French lace lingerie jacket, c.1905
Lingerie from the Belle Époque is treasured by the collector for its romantic nostalgia. This was a period of extravagance in dress, when under garments were often more elaborately detailed than street dress. Savvy collectors, who like to wear their vintage pieces, have discovered these treasures are too pretty to hide. The provocative jacket came from a collection of fine French lingerie.
The lingerie jacket is fashioned from lightweight white cotton broadcloth with inserts of matching cotton lace. It is finely detailed with faggoted seams, pin tucks, wider tucks, and a hand-embroidered monogram BWJ. It closes in front with small concealed buttons and a narrow silk ribbon drawstring tie at the neckline.

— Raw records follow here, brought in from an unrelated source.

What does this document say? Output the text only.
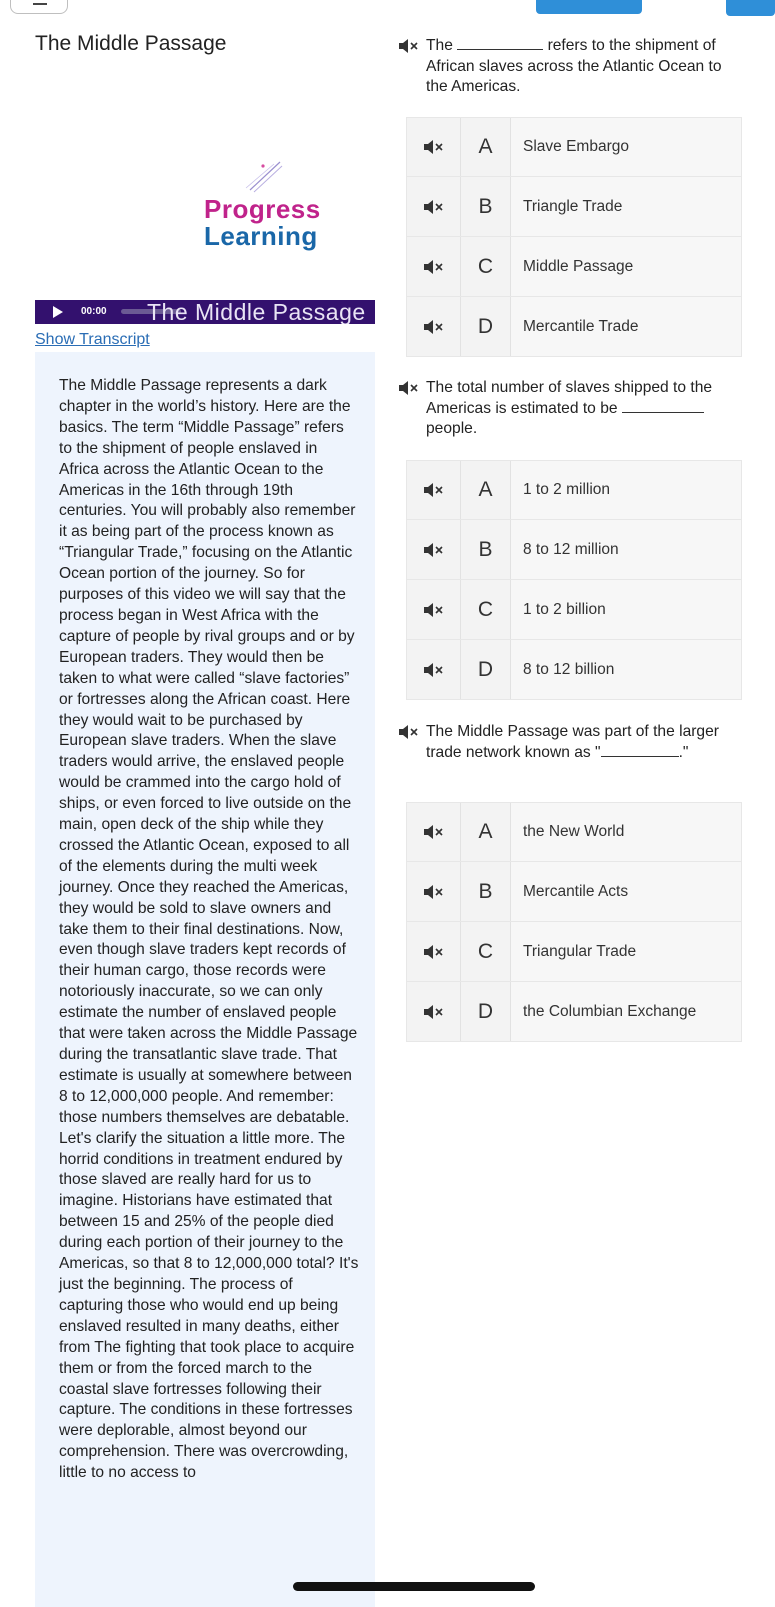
The Middle Passage
Progress
Learning
00:00 The Middle Passage
Show Transcript

The Middle Passage represents a dark chapter in the world’s history. Here are the basics. The term “Middle Passage” refers to the shipment of people enslaved in Africa across the Atlantic Ocean to the Americas in the 16th through 19th centuries. You will probably also remember it as being part of the process known as “Triangular Trade,” focusing on the Atlantic Ocean portion of the journey. So for purposes of this video we will say that the process began in West Africa with the capture of people by rival groups and or by European traders. They would then be taken to what were called “slave factories” or fortresses along the African coast. Here they would wait to be purchased by European slave traders. When the slave traders would arrive, the enslaved people would be crammed into the cargo hold of ships, or even forced to live outside on the main, open deck of the ship while they crossed the Atlantic Ocean, exposed to all of the elements during the multi week journey. Once they reached the Americas, they would be sold to slave owners and take them to their final destinations. Now, even though slave traders kept records of their human cargo, those records were notoriously inaccurate, so we can only estimate the number of enslaved people that were taken across the Middle Passage during the transatlantic slave trade. That estimate is usually at somewhere between 8 to 12,000,000 people. And remember: those numbers themselves are debatable. Let's clarify the situation a little more. The horrid conditions in treatment endured by those slaved are really hard for us to imagine. Historians have estimated that between 15 and 25% of the people died during each portion of their journey to the Americas, so that 8 to 12,000,000 total? It's just the beginning. The process of capturing those who would end up being enslaved resulted in many deaths, either from The fighting that took place to acquire them or from the forced march to the coastal slave fortresses following their capture. The conditions in these fortresses were deplorable, almost beyond our comprehension. There was overcrowding, little to no access to

The	refers to the shipment of African slaves across the Atlantic Ocean to the Americas.
A	Slave Embargo
B	Triangle Trade
C	Middle Passage
D	Mercantile Trade
The total number of slaves shipped to the Americas is estimated to be  people.
A	1 to 2 million
B	8 to 12 million
C	1 to 2 billion
D	8 to 12 billion
The Middle Passage was part of the larger trade network known as "	."
A	the New World
B	Mercantile Acts
C	Triangular Trade
D	the Columbian Exchange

There is a good reason why generations of fashion-savvy women have coveted handmade French lingerie from the early 20th century. It is not only exquisitely beautiful but also has a well deserved reputation for working "bedroom magic" on the wearer's partner.
In great design, often the smallest detail matters the most. The silk ribbon drawstring is a masterful touch. I can envision the scene on Bettina Wallace Jackson's wedding night in 1905. Her husband's eyes were fixated on the drawstring as his new wife came into the bridal bedroom wearing only our thrilling French lingerie jacket.
Bettina asked "Is everything alright, Dear?" He gulped and said, "Ummm......yes, Dear." On Bettina's return from the honeymoon, her mother inquired how things had gone with Mr. Jackson. Bettina replied, "Mother, everything went just fine!"
In the 15th century, the antiquated French word provocatif first appeared in English as provocative. From the 1620s on, the new English word took on the sense of "provoking sexual desire or temptation," although the word now has a more general meaning.
It measures: 36" bust, 25" waist, and 18" from shoulder to hem.